Kalp Zamanı
"Dünya çekti gitti, ben seni taşımalıyım"
Ingeborg Bachmann ve Paul Celan en sevdiğim iki şairdir. Hele Ingeborg... Benim Alman ve başka bir dönemdeki en güzel halim diye düşünüyorum. Kalbime o denli yakın bir kadın. Paul Celan ise aşkların en imkansızı, nehir sularında orkide açtıran kanıyla ve nefesiyle ben ölene dek kalbimin sahibi...
Kitabı tam olarak bitiremedim. Nefesim kesildi, dayanamadım. Affedin. Dayanılması güçtü. Hele Paul'un intiharından sonraki mektupları okumak. Ellerim soğudu, gökyüzü karardı, arafa düştüm. Aşkı bulmaya çalışırken...

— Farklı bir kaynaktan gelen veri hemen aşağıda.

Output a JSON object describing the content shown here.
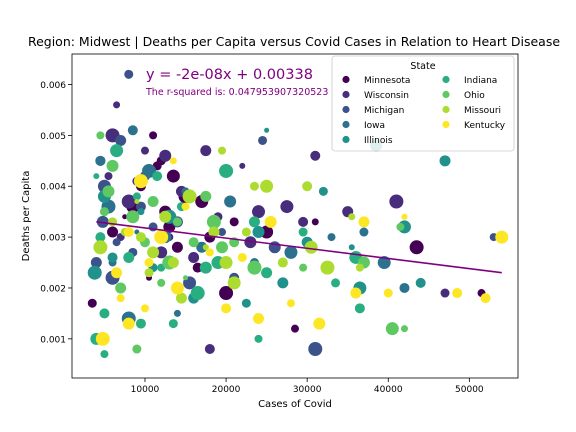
{
  "chart_data": {
    "type": "scatter",
    "title": "Region:  Midwest | Deaths per Capita versus Covid Cases in Relation to Heart Disease",
    "xlabel": "Cases of Covid",
    "ylabel": "Deaths per Capita",
    "xlim": [
      1000,
      56000
    ],
    "ylim": [
      0.00023,
      0.0066
    ],
    "xticks": [
      10000,
      20000,
      30000,
      40000,
      50000
    ],
    "xtick_labels": [
      "10000",
      "20000",
      "30000",
      "40000",
      "50000"
    ],
    "yticks": [
      0.001,
      0.002,
      0.003,
      0.004,
      0.005,
      0.006
    ],
    "ytick_labels": [
      "0.001",
      "0.002",
      "0.003",
      "0.004",
      "0.005",
      "0.006"
    ],
    "grid": false,
    "legend": {
      "title": "State",
      "placement": "top-right",
      "columns": 2,
      "entries": [
        {
          "name": "Minnesota",
          "color": "#440154"
        },
        {
          "name": "Wisconsin",
          "color": "#472d7b"
        },
        {
          "name": "Michigan",
          "color": "#3b528b"
        },
        {
          "name": "Iowa",
          "color": "#2c728e"
        },
        {
          "name": "Illinois",
          "color": "#21918c"
        },
        {
          "name": "Indiana",
          "color": "#28ae80"
        },
        {
          "name": "Ohio",
          "color": "#5ec962"
        },
        {
          "name": "Missouri",
          "color": "#addc30"
        },
        {
          "name": "Kentucky",
          "color": "#fde725"
        }
      ]
    },
    "regression": {
      "equation": "y = -2e-08x + 0.00338",
      "r_squared_text": "The r-squared is: 0.047953907320523",
      "slope": -2e-08,
      "intercept": 0.00338,
      "x_range": [
        4000,
        54000
      ],
      "color": "#800080"
    },
    "series": [
      {
        "name": "Minnesota",
        "color": "#440154",
        "points": [
          [
            11000,
            0.005
          ],
          [
            12000,
            0.0045
          ],
          [
            13500,
            0.0042
          ],
          [
            9500,
            0.004
          ],
          [
            15000,
            0.0038
          ],
          [
            7500,
            0.0034
          ],
          [
            13000,
            0.0032
          ],
          [
            18000,
            0.003
          ],
          [
            21000,
            0.0033
          ],
          [
            25000,
            0.0031
          ],
          [
            31000,
            0.0033
          ],
          [
            43500,
            0.0028
          ],
          [
            51500,
            0.0019
          ],
          [
            12500,
            0.0035
          ],
          [
            14000,
            0.0028
          ],
          [
            10500,
            0.0022
          ],
          [
            8500,
            0.0036
          ],
          [
            16500,
            0.0024
          ],
          [
            20000,
            0.0019
          ],
          [
            28500,
            0.0012
          ],
          [
            3500,
            0.0017
          ],
          [
            6000,
            0.0031
          ],
          [
            11500,
            0.0044
          ],
          [
            17000,
            0.0037
          ]
        ]
      },
      {
        "name": "Wisconsin",
        "color": "#472d7b",
        "points": [
          [
            6500,
            0.0056
          ],
          [
            6000,
            0.005
          ],
          [
            10000,
            0.0047
          ],
          [
            12500,
            0.0046
          ],
          [
            17500,
            0.0047
          ],
          [
            22000,
            0.0044
          ],
          [
            27500,
            0.0036
          ],
          [
            31000,
            0.0046
          ],
          [
            41000,
            0.0037
          ],
          [
            5500,
            0.0042
          ],
          [
            9000,
            0.0041
          ],
          [
            14500,
            0.0039
          ],
          [
            19000,
            0.0034
          ],
          [
            24000,
            0.0035
          ],
          [
            29500,
            0.0033
          ],
          [
            35000,
            0.0035
          ],
          [
            7000,
            0.003
          ],
          [
            12000,
            0.0027
          ],
          [
            16000,
            0.0026
          ],
          [
            47000,
            0.0019
          ],
          [
            18000,
            0.0008
          ],
          [
            4500,
            0.0045
          ],
          [
            8000,
            0.0037
          ],
          [
            13000,
            0.003
          ],
          [
            23000,
            0.0029
          ]
        ]
      },
      {
        "name": "Michigan",
        "color": "#3b528b",
        "points": [
          [
            8000,
            0.0062
          ],
          [
            7000,
            0.0049
          ],
          [
            24500,
            0.0049
          ],
          [
            5000,
            0.004
          ],
          [
            9500,
            0.0036
          ],
          [
            14000,
            0.0033
          ],
          [
            19500,
            0.0031
          ],
          [
            26000,
            0.0028
          ],
          [
            4000,
            0.0025
          ],
          [
            8500,
            0.0027
          ],
          [
            13500,
            0.0025
          ],
          [
            21000,
            0.0022
          ],
          [
            31000,
            0.0008
          ],
          [
            53000,
            0.003
          ],
          [
            4800,
            0.0033
          ],
          [
            6500,
            0.0029
          ],
          [
            11000,
            0.0032
          ],
          [
            15500,
            0.0021
          ],
          [
            10000,
            0.0042
          ],
          [
            6000,
            0.0022
          ]
        ]
      },
      {
        "name": "Iowa",
        "color": "#2c728e",
        "points": [
          [
            8500,
            0.0051
          ],
          [
            4500,
            0.0045
          ],
          [
            10500,
            0.0043
          ],
          [
            15000,
            0.0039
          ],
          [
            20500,
            0.0037
          ],
          [
            33000,
            0.003
          ],
          [
            37000,
            0.0031
          ],
          [
            39500,
            0.0025
          ],
          [
            42000,
            0.002
          ],
          [
            5500,
            0.0036
          ],
          [
            9000,
            0.0031
          ],
          [
            12500,
            0.003
          ],
          [
            17000,
            0.0028
          ],
          [
            23500,
            0.0025
          ],
          [
            28000,
            0.0027
          ],
          [
            14000,
            0.0015
          ],
          [
            8000,
            0.0014
          ],
          [
            6000,
            0.0025
          ]
        ]
      },
      {
        "name": "Illinois",
        "color": "#21918c",
        "points": [
          [
            25000,
            0.0051
          ],
          [
            38500,
            0.0048
          ],
          [
            47000,
            0.0045
          ],
          [
            32000,
            0.0039
          ],
          [
            5000,
            0.0038
          ],
          [
            9500,
            0.0035
          ],
          [
            13000,
            0.0034
          ],
          [
            18500,
            0.0032
          ],
          [
            24000,
            0.0031
          ],
          [
            30000,
            0.0029
          ],
          [
            35500,
            0.0028
          ],
          [
            42000,
            0.0032
          ],
          [
            44000,
            0.0021
          ],
          [
            3800,
            0.0023
          ],
          [
            7000,
            0.002
          ],
          [
            11000,
            0.0024
          ],
          [
            16000,
            0.0018
          ],
          [
            22500,
            0.0017
          ],
          [
            36500,
            0.002
          ],
          [
            6000,
            0.0026
          ],
          [
            27000,
            0.0021
          ]
        ]
      },
      {
        "name": "Indiana",
        "color": "#28ae80",
        "points": [
          [
            4000,
            0.0042
          ],
          [
            6500,
            0.0047
          ],
          [
            11500,
            0.0042
          ],
          [
            20000,
            0.0043
          ],
          [
            9000,
            0.0038
          ],
          [
            14500,
            0.0036
          ],
          [
            23500,
            0.0033
          ],
          [
            29500,
            0.0031
          ],
          [
            36000,
            0.0026
          ],
          [
            4500,
            0.003
          ],
          [
            8000,
            0.0026
          ],
          [
            12000,
            0.0024
          ],
          [
            17500,
            0.0024
          ],
          [
            25000,
            0.0023
          ],
          [
            33500,
            0.0021
          ],
          [
            5000,
            0.0015
          ],
          [
            9500,
            0.0013
          ],
          [
            16500,
            0.0019
          ],
          [
            24000,
            0.001
          ],
          [
            4000,
            0.001
          ],
          [
            5000,
            0.0007
          ],
          [
            13500,
            0.0013
          ],
          [
            19000,
            0.0025
          ],
          [
            36500,
            0.0016
          ]
        ]
      },
      {
        "name": "Ohio",
        "color": "#5ec962",
        "points": [
          [
            17500,
            0.0038
          ],
          [
            4500,
            0.005
          ],
          [
            5500,
            0.0039
          ],
          [
            11000,
            0.0037
          ],
          [
            14000,
            0.0033
          ],
          [
            16000,
            0.0029
          ],
          [
            21000,
            0.0029
          ],
          [
            23500,
            0.0024
          ],
          [
            29500,
            0.0024
          ],
          [
            37000,
            0.0025
          ],
          [
            41500,
            0.0032
          ],
          [
            5000,
            0.0035
          ],
          [
            8500,
            0.0034
          ],
          [
            10000,
            0.0029
          ],
          [
            13000,
            0.0025
          ],
          [
            15000,
            0.0022
          ],
          [
            19500,
            0.0028
          ],
          [
            7000,
            0.002
          ],
          [
            9000,
            0.0008
          ],
          [
            40500,
            0.0012
          ],
          [
            42000,
            0.0012
          ],
          [
            18500,
            0.0033
          ],
          [
            12000,
            0.0021
          ],
          [
            6000,
            0.0044
          ]
        ]
      },
      {
        "name": "Missouri",
        "color": "#addc30",
        "points": [
          [
            19500,
            0.0047
          ],
          [
            23500,
            0.004
          ],
          [
            25000,
            0.004
          ],
          [
            30000,
            0.004
          ],
          [
            15500,
            0.0038
          ],
          [
            9000,
            0.0037
          ],
          [
            12500,
            0.0034
          ],
          [
            18500,
            0.0031
          ],
          [
            22500,
            0.0031
          ],
          [
            30500,
            0.0028
          ],
          [
            35500,
            0.0034
          ],
          [
            4500,
            0.0028
          ],
          [
            7500,
            0.0031
          ],
          [
            11000,
            0.0027
          ],
          [
            13500,
            0.0025
          ],
          [
            17500,
            0.0028
          ],
          [
            20000,
            0.0025
          ],
          [
            27000,
            0.0025
          ],
          [
            32500,
            0.0024
          ],
          [
            36500,
            0.0024
          ],
          [
            10500,
            0.0023
          ],
          [
            14500,
            0.0018
          ],
          [
            6000,
            0.0033
          ],
          [
            21000,
            0.0021
          ],
          [
            9500,
            0.003
          ]
        ]
      },
      {
        "name": "Kentucky",
        "color": "#fde725",
        "points": [
          [
            13500,
            0.0045
          ],
          [
            9500,
            0.0041
          ],
          [
            15000,
            0.0036
          ],
          [
            25500,
            0.0033
          ],
          [
            37000,
            0.0033
          ],
          [
            42000,
            0.0034
          ],
          [
            54000,
            0.003
          ],
          [
            8000,
            0.0031
          ],
          [
            12000,
            0.003
          ],
          [
            18000,
            0.0027
          ],
          [
            22000,
            0.0026
          ],
          [
            6500,
            0.0023
          ],
          [
            10500,
            0.0025
          ],
          [
            14000,
            0.002
          ],
          [
            20000,
            0.0016
          ],
          [
            24000,
            0.0014
          ],
          [
            28000,
            0.0017
          ],
          [
            31500,
            0.0013
          ],
          [
            36000,
            0.0019
          ],
          [
            40000,
            0.0019
          ],
          [
            48500,
            0.0019
          ],
          [
            52000,
            0.0018
          ],
          [
            4800,
            0.001
          ],
          [
            10000,
            0.0016
          ],
          [
            8000,
            0.0013
          ],
          [
            7000,
            0.0018
          ]
        ]
      }
    ]
  }
}
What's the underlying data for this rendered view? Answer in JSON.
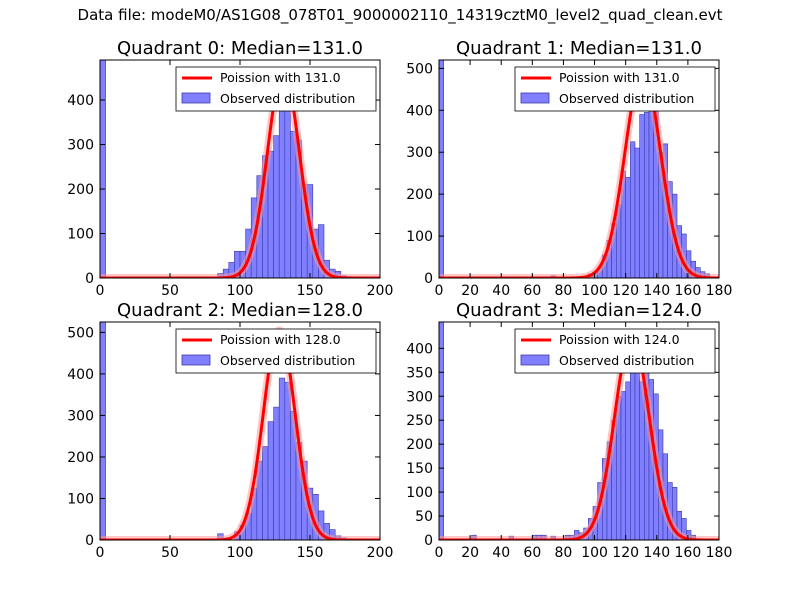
{
  "figure_title": "Data file: modeM0/AS1G08_078T01_9000002110_14319cztM0_level2_quad_clean.evt",
  "colors": {
    "bar": "#7f7fff",
    "bar_edge": "#3a3aa8",
    "poisson": "#ff0000",
    "poisson_glow": "#ff9999",
    "axis": "#000000"
  },
  "chart_data": [
    {
      "type": "bar",
      "title": "Quadrant 0: Median=131.0",
      "median": 131.0,
      "xlim": [
        0,
        200
      ],
      "ylim": [
        0,
        490
      ],
      "xticks": [
        0,
        50,
        100,
        150,
        200
      ],
      "yticks": [
        0,
        100,
        200,
        300,
        400
      ],
      "bin_width": 4,
      "bins": [
        [
          0,
          490
        ],
        [
          84,
          10
        ],
        [
          88,
          20
        ],
        [
          92,
          35
        ],
        [
          96,
          60
        ],
        [
          100,
          60
        ],
        [
          104,
          110
        ],
        [
          108,
          180
        ],
        [
          112,
          230
        ],
        [
          116,
          275
        ],
        [
          120,
          285
        ],
        [
          124,
          320
        ],
        [
          128,
          400
        ],
        [
          132,
          410
        ],
        [
          136,
          330
        ],
        [
          140,
          310
        ],
        [
          144,
          210
        ],
        [
          148,
          210
        ],
        [
          152,
          110
        ],
        [
          156,
          120
        ],
        [
          160,
          40
        ],
        [
          164,
          20
        ],
        [
          168,
          15
        ],
        [
          172,
          5
        ],
        [
          176,
          3
        ]
      ],
      "poisson_peak": 465,
      "legend": {
        "line": "Poission with 131.0",
        "bars": "Observed distribution"
      }
    },
    {
      "type": "bar",
      "title": "Quadrant 1: Median=131.0",
      "median": 131.0,
      "xlim": [
        0,
        180
      ],
      "ylim": [
        0,
        520
      ],
      "xticks": [
        0,
        20,
        40,
        60,
        80,
        100,
        120,
        140,
        160,
        180
      ],
      "yticks": [
        0,
        100,
        200,
        300,
        400,
        500
      ],
      "bin_width": 3,
      "bins": [
        [
          0,
          520
        ],
        [
          72,
          5
        ],
        [
          93,
          5
        ],
        [
          96,
          10
        ],
        [
          99,
          15
        ],
        [
          102,
          25
        ],
        [
          105,
          55
        ],
        [
          108,
          90
        ],
        [
          111,
          130
        ],
        [
          114,
          175
        ],
        [
          117,
          255
        ],
        [
          120,
          240
        ],
        [
          123,
          325
        ],
        [
          126,
          310
        ],
        [
          129,
          390
        ],
        [
          132,
          395
        ],
        [
          135,
          475
        ],
        [
          138,
          400
        ],
        [
          141,
          300
        ],
        [
          144,
          320
        ],
        [
          147,
          230
        ],
        [
          150,
          200
        ],
        [
          153,
          125
        ],
        [
          156,
          105
        ],
        [
          159,
          65
        ],
        [
          162,
          40
        ],
        [
          165,
          25
        ],
        [
          168,
          15
        ],
        [
          171,
          10
        ]
      ],
      "poisson_peak": 495,
      "legend": {
        "line": "Poission with 131.0",
        "bars": "Observed distribution"
      }
    },
    {
      "type": "bar",
      "title": "Quadrant 2: Median=128.0",
      "median": 128.0,
      "xlim": [
        0,
        200
      ],
      "ylim": [
        0,
        525
      ],
      "xticks": [
        0,
        50,
        100,
        150,
        200
      ],
      "yticks": [
        0,
        100,
        200,
        300,
        400,
        500
      ],
      "bin_width": 4,
      "bins": [
        [
          0,
          525
        ],
        [
          84,
          15
        ],
        [
          96,
          20
        ],
        [
          100,
          35
        ],
        [
          104,
          65
        ],
        [
          108,
          125
        ],
        [
          112,
          190
        ],
        [
          116,
          225
        ],
        [
          120,
          285
        ],
        [
          124,
          320
        ],
        [
          128,
          390
        ],
        [
          132,
          380
        ],
        [
          136,
          310
        ],
        [
          140,
          235
        ],
        [
          144,
          190
        ],
        [
          148,
          125
        ],
        [
          152,
          110
        ],
        [
          156,
          70
        ],
        [
          160,
          40
        ],
        [
          164,
          25
        ],
        [
          168,
          10
        ],
        [
          172,
          5
        ]
      ],
      "poisson_peak": 505,
      "legend": {
        "line": "Poission with 128.0",
        "bars": "Observed distribution"
      }
    },
    {
      "type": "bar",
      "title": "Quadrant 3: Median=124.0",
      "median": 124.0,
      "xlim": [
        0,
        180
      ],
      "ylim": [
        0,
        455
      ],
      "xticks": [
        0,
        20,
        40,
        60,
        80,
        100,
        120,
        140,
        160,
        180
      ],
      "yticks": [
        0,
        50,
        100,
        150,
        200,
        250,
        300,
        350,
        400
      ],
      "bin_width": 3,
      "bins": [
        [
          0,
          455
        ],
        [
          21,
          10
        ],
        [
          45,
          8
        ],
        [
          60,
          10
        ],
        [
          63,
          10
        ],
        [
          66,
          10
        ],
        [
          72,
          8
        ],
        [
          81,
          10
        ],
        [
          84,
          10
        ],
        [
          87,
          20
        ],
        [
          90,
          15
        ],
        [
          93,
          25
        ],
        [
          96,
          45
        ],
        [
          99,
          70
        ],
        [
          102,
          120
        ],
        [
          105,
          170
        ],
        [
          108,
          205
        ],
        [
          111,
          250
        ],
        [
          114,
          300
        ],
        [
          117,
          310
        ],
        [
          120,
          330
        ],
        [
          123,
          380
        ],
        [
          126,
          370
        ],
        [
          129,
          330
        ],
        [
          132,
          395
        ],
        [
          135,
          335
        ],
        [
          138,
          305
        ],
        [
          141,
          230
        ],
        [
          144,
          180
        ],
        [
          147,
          120
        ],
        [
          150,
          110
        ],
        [
          153,
          60
        ],
        [
          156,
          45
        ],
        [
          159,
          20
        ],
        [
          162,
          10
        ]
      ],
      "poisson_peak": 425,
      "legend": {
        "line": "Poission with 124.0",
        "bars": "Observed distribution"
      }
    }
  ]
}
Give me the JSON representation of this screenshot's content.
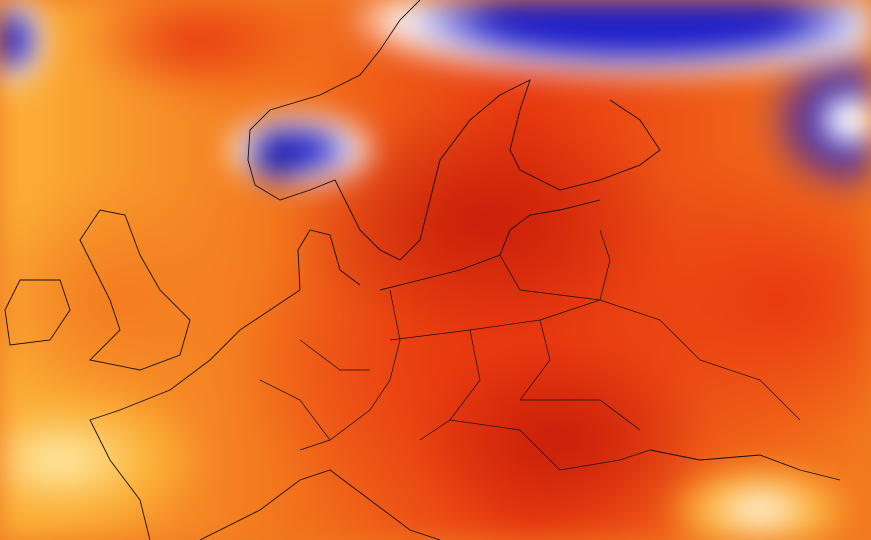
{
  "map": {
    "colors": {
      "hot_deep": "#c81e0a",
      "hot": "#e8380f",
      "warm": "#f47a1e",
      "mild": "#fbb23a",
      "neutral": "#fff0b0",
      "white": "#ffffff",
      "cold": "#1e1ec8",
      "cold_deep": "#221a66",
      "coastline": "#111111"
    }
  }
}
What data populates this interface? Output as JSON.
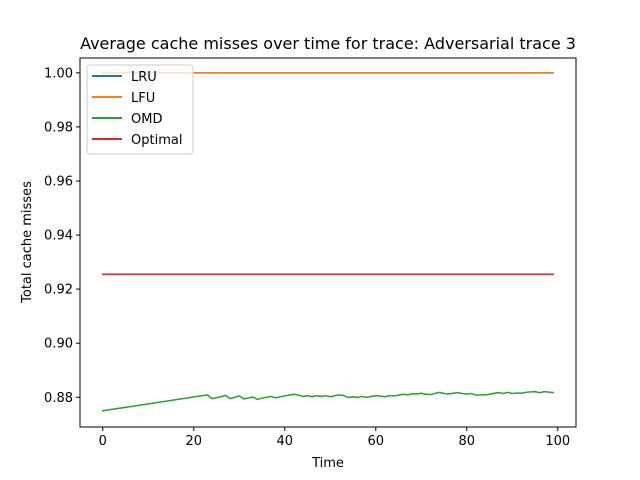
{
  "chart_data": {
    "type": "line",
    "title": "Average cache misses over time for trace: Adversarial trace 3",
    "xlabel": "Time",
    "ylabel": "Total cache misses",
    "xlim": [
      -5,
      104
    ],
    "ylim": [
      0.869,
      1.0055
    ],
    "xticks": [
      0,
      20,
      40,
      60,
      80,
      100
    ],
    "xtick_labels": [
      "0",
      "20",
      "40",
      "60",
      "80",
      "100"
    ],
    "yticks": [
      0.88,
      0.9,
      0.92,
      0.94,
      0.96,
      0.98,
      1.0
    ],
    "ytick_labels": [
      "0.88",
      "0.90",
      "0.92",
      "0.94",
      "0.96",
      "0.98",
      "1.00"
    ],
    "grid": false,
    "legend_position": "upper-left",
    "series": [
      {
        "name": "LRU",
        "color": "#1f77b4",
        "x": [
          0,
          99
        ],
        "y": [
          1.0,
          1.0
        ]
      },
      {
        "name": "LFU",
        "color": "#ff7f0e",
        "x": [
          0,
          99
        ],
        "y": [
          1.0,
          1.0
        ]
      },
      {
        "name": "OMD",
        "color": "#2ca02c",
        "x": [
          0,
          23,
          24,
          26,
          27,
          28,
          30,
          31,
          33,
          34,
          35,
          37,
          38,
          40,
          42,
          43,
          44,
          45,
          46,
          47,
          48,
          49,
          50,
          51,
          52,
          53,
          54,
          55,
          56,
          57,
          58,
          59,
          60,
          61,
          62,
          63,
          64,
          65,
          66,
          67,
          68,
          69,
          70,
          71,
          72,
          73,
          74,
          75,
          76,
          77,
          78,
          79,
          80,
          81,
          82,
          83,
          84,
          85,
          86,
          87,
          88,
          89,
          90,
          91,
          92,
          93,
          94,
          95,
          96,
          97,
          98,
          99
        ],
        "y": [
          0.875,
          0.8809,
          0.8795,
          0.8802,
          0.8807,
          0.8795,
          0.8805,
          0.8794,
          0.8801,
          0.8792,
          0.8797,
          0.8803,
          0.8798,
          0.8805,
          0.8811,
          0.8808,
          0.8803,
          0.8806,
          0.8802,
          0.8806,
          0.8803,
          0.8806,
          0.8802,
          0.8806,
          0.8809,
          0.8806,
          0.8799,
          0.8802,
          0.8799,
          0.8803,
          0.88,
          0.8803,
          0.8806,
          0.8804,
          0.8802,
          0.8806,
          0.8805,
          0.8808,
          0.8811,
          0.8809,
          0.8813,
          0.8812,
          0.8815,
          0.8811,
          0.881,
          0.8814,
          0.8818,
          0.8814,
          0.8812,
          0.8815,
          0.8817,
          0.8814,
          0.8812,
          0.8814,
          0.8808,
          0.8809,
          0.8809,
          0.8811,
          0.8815,
          0.8817,
          0.8814,
          0.8818,
          0.8814,
          0.8816,
          0.8815,
          0.8818,
          0.882,
          0.8821,
          0.8817,
          0.8821,
          0.8819,
          0.8818
        ]
      },
      {
        "name": "Optimal",
        "color": "#d62728",
        "x": [
          0,
          99
        ],
        "y": [
          0.9255,
          0.9255
        ]
      }
    ]
  }
}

Paul Celan, Ingeborg'a "Senden nefret etmiyorum çılgınca olan da bu," der ve sonra "Gisèle senden daha gururlu sabırlı, artık yakınmaların gözümde değersiz" kalbini kanatır sevdiğinin. Mektuplarıyla ona yardım eden, onu en iyi bilen bir kadını böylesi geri itmesinin sebebi de o dönemde bir Yahudi olmasıydı belki. Celan suçlanmaktan, ötekileştirilmekten sinir krizleri dahi geçiriyordu. Ingeborg'un Almanlığına ettiği sitemler bile gözlerimi doldurmaya yetti. Paul Celan kendini Seine Nehri'ne niçin attı biliyor musunuz? Tek bir tahminim var. Ingeborg ona bir mektubunda Seine Nehri'nde onunla olmak istediğini söylüyor. Kıyısında aşkla gezmekten bahsederken, hayalleri yaşamla kurarken Ingeborg, Celan bir gün o nehire atlıyor...
Ingeborg Bachmann da Paul Celan öldükten 3 yıl sonra bir sigara külünden çıkan yangınla hayata veda ediyor. Kavuşamadan ölüyorlar böylece. Karısı Gisèle, Ingeborg'a Celan'ın intiharını haber ettikten sonra Ingeborg geri dönüş yapmıyor bir süre.
Viyana, 10.06.1950 mektubunda Ingeborg, Celan'a "Ama artık senin için mümkün değilse ya da çoktan bir başka denize dalmışsan, beni, başkaları için boş bıraktığın elinle tut!" diyor. Öyle tarifsiz bir aşk ki bu, Celan'ın, "Bademlerden say beni, beni de acı yap." yakarışıyla aynı. Paul Celan evlense de bu aşk bitmiyor.
"Şairler: yalnızlığın son koruyucuları."
Seine Nehri'ne kendini bırakan Celan'dan sonra Ingeborg Curriculum Vitae (Hayatın Çemberi) diye bir şiir yazar. Celan ona hediye olarak bir yüzük vermiştir ve aşkın binbir sembolünden biridir onlar için bu yüzük. Sonrasında geri ister Celan bu yüzüğü. Ve İngeborg aşkının gecenin nehrinde nasıl da battığını ve bir kılçık gibi boğazına saplandığını o acının, işte böyle anlatır. Ve yoktur geri dönüşü, aşık ölüler gelir aşıklarının ziyaretlerine... Her defasında geceye geri verilmek üzere gelirler.